In 2002, I finally decided to write my autobiography, drawing on the memories and journals I’ve been keeping since 1987. I worked on it on and off throughout the year.
I was, and still am, the black sheep of my family, but that’s okay—I don’t mind. I used to mind as a child, but as an adult, it doesn’t bother me. I was a lonely child, surrounded by self-absorbed, controlling adults. I found their predictability rather boring, while they never knew what to expect from me, even though they liked to think they did.
I grew up in western Massachusetts. My family consisted of my mother, father, brother, and sister. They weren’t exactly what I’d call stupid, but they had a limited range of skills. They were very pessimistic about themselves, others, and life in general. They rarely approached the unknown with an open mind and were easily unsettled or even spooked by anything foreign to them.
Although my parents, Arthur (Art) and Dureen (Doe), were considered as different as night and day by most people’s standards—my father being much calmer—they were still very much alike. They liked the same music, movies, foods, and activities, and they shared the same beliefs and opinions.
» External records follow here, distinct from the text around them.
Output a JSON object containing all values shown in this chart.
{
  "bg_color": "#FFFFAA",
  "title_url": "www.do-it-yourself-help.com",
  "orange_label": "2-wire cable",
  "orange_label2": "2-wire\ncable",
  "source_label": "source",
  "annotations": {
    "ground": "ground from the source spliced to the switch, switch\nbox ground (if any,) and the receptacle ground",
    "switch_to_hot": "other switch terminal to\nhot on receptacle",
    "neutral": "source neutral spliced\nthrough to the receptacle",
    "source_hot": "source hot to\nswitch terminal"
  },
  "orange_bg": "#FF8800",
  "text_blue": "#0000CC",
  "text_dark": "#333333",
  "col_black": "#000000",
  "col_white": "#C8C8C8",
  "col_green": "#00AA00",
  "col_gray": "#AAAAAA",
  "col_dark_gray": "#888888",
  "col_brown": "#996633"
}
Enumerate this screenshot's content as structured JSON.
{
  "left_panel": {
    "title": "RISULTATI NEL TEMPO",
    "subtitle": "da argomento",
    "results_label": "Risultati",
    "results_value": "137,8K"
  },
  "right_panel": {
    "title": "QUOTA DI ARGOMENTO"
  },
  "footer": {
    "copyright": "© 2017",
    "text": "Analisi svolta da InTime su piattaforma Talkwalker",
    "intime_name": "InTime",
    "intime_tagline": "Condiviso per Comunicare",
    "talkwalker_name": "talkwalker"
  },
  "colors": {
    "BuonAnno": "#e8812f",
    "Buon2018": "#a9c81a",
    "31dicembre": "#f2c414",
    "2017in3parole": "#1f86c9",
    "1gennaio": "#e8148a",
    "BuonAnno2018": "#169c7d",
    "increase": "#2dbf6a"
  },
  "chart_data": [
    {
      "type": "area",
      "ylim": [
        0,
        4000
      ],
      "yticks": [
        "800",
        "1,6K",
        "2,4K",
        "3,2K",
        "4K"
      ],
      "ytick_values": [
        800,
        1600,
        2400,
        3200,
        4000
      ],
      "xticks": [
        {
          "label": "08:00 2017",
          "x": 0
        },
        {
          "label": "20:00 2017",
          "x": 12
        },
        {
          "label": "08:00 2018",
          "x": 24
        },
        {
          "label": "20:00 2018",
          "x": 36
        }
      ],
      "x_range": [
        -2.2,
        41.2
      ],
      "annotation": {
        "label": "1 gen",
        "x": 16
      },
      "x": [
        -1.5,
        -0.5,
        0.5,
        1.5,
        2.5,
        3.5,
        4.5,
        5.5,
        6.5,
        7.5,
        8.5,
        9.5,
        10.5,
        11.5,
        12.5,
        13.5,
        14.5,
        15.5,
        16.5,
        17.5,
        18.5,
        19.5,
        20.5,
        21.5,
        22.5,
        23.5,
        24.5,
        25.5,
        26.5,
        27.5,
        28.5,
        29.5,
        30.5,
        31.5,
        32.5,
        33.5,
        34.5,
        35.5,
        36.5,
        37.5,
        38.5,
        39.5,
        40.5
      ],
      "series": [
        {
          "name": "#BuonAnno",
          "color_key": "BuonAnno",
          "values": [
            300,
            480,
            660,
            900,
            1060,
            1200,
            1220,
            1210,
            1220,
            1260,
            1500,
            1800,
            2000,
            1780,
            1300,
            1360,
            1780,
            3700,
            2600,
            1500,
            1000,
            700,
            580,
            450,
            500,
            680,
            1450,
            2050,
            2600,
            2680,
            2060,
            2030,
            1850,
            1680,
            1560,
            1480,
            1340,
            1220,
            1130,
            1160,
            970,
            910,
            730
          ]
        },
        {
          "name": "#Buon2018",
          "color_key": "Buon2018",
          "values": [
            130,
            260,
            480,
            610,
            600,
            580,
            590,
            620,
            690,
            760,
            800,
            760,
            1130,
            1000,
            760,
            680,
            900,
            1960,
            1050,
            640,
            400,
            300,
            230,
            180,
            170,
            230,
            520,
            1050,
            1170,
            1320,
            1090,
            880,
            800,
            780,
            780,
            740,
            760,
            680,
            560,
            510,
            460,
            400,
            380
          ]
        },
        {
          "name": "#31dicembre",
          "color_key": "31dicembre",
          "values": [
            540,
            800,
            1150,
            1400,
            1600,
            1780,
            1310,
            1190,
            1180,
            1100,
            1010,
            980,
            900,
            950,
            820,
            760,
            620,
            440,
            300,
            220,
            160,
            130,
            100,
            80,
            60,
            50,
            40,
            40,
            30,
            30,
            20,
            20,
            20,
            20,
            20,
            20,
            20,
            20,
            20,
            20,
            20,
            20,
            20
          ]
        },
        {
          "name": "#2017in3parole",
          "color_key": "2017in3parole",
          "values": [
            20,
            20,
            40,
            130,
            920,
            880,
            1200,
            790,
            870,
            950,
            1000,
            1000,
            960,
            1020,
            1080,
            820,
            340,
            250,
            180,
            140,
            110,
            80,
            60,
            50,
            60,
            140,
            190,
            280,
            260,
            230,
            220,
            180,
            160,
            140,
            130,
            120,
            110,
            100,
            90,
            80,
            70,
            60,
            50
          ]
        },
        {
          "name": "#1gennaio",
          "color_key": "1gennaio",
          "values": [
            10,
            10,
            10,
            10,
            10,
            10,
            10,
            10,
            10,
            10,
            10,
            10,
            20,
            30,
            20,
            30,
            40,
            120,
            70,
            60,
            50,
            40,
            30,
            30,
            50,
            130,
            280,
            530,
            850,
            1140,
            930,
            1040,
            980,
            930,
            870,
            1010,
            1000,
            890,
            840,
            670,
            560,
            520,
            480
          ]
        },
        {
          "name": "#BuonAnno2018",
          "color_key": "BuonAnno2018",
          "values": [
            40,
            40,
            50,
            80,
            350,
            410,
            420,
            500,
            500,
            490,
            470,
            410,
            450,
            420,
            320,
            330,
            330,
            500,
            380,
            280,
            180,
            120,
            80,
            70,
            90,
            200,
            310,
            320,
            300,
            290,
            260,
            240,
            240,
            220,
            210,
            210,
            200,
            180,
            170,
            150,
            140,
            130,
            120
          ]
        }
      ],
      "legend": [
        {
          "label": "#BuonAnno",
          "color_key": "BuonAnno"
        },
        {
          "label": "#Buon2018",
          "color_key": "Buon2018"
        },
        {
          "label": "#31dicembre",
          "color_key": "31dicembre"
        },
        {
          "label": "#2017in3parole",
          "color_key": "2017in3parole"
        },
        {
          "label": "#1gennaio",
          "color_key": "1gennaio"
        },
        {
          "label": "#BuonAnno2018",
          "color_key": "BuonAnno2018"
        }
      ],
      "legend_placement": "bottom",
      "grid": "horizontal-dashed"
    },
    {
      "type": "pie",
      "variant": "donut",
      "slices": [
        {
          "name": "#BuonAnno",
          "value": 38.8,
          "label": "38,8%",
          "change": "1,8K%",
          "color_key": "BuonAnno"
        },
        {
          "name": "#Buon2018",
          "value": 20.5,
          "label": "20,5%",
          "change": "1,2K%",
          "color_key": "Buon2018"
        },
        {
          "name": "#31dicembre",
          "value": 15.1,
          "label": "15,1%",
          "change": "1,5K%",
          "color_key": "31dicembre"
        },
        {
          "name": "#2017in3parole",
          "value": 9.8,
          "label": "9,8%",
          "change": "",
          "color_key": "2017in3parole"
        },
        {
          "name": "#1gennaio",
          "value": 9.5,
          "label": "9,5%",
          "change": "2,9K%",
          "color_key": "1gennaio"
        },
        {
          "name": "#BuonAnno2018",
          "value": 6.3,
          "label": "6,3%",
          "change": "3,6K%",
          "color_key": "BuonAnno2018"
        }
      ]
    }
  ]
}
My domineering mother made much of my childhood difficult. It was often said that she treated her dogs better than anyone else, and this was true. Her dogs came first, then her friends, then her husband, and lastly, her children.
She was her own person; no one told Dureen what to do.
My parents weren’t the worst in the world. They weren’t drunks or perverts, and they were reliable enough to keep a roof over my head and food in my stomach. So no, I couldn’t exactly award them the title of worst parents of the century.
But things were bad enough. Our material and physical needs were met, but not our emotional ones. My mother was often negative, impatient, insensitive, hypocritical, and very controlling. My sister Tammy was much like her, except she had one character trait my mother lacked: she was a hypochondriac.
My mother was unusually persuasive, as if she could demand respect just by thinking about it. I sometimes believe she could have convinced anyone to jump off a bridge if she wanted to, no matter how strong-willed they were. Despite this, she was also very emotionally weak and couldn’t handle dealing with other people’s problems, especially personal ones.
She seemed to enjoy controlling people in any way she could, even over the most trivial matters.
My father and brother Larry were much easier to get along with. They were more passive and had a sense of humor that my mom and sister lacked. This doesn’t mean I didn’t have my problems with them—because I did—and by the time I was thirty-two, I had completely cut them all out of my life, later regretting reconnecting with some of them.
My maternal grandparents, Jack and Shirley, lived next door until we moved across town when I was twelve. They were similar to my parents: he was mellow, while she was difficult. One of my meanest memories of Nana was when she told me I’d one day be so big that I wouldn’t be able to fit through doorways. Meanwhile, she was over 200 pounds herself, while I was barely over 100 pounds. I had my pudgy spells as a kid and even as an adult, but for the most part, I was pretty scrawny.
I never knew my paternal grandfather; he died in his fifties of a heart attack. I was named after him.
My paternal grandmother, Bella, wasn’t in my life much until I was around eleven or twelve, and then she died when I was seventeen.
My father was born in 1931, and my mother in 1932. They married in 1951 when they were just nineteen and twenty years old—still just kids, and way too young for even the most mature people to marry, in my opinion. They started in an apartment in Springfield while my father was in the Navy. A year later, they had another apartment, then built a house in 1953.
My brother was born in 1954, and my sister in 1957.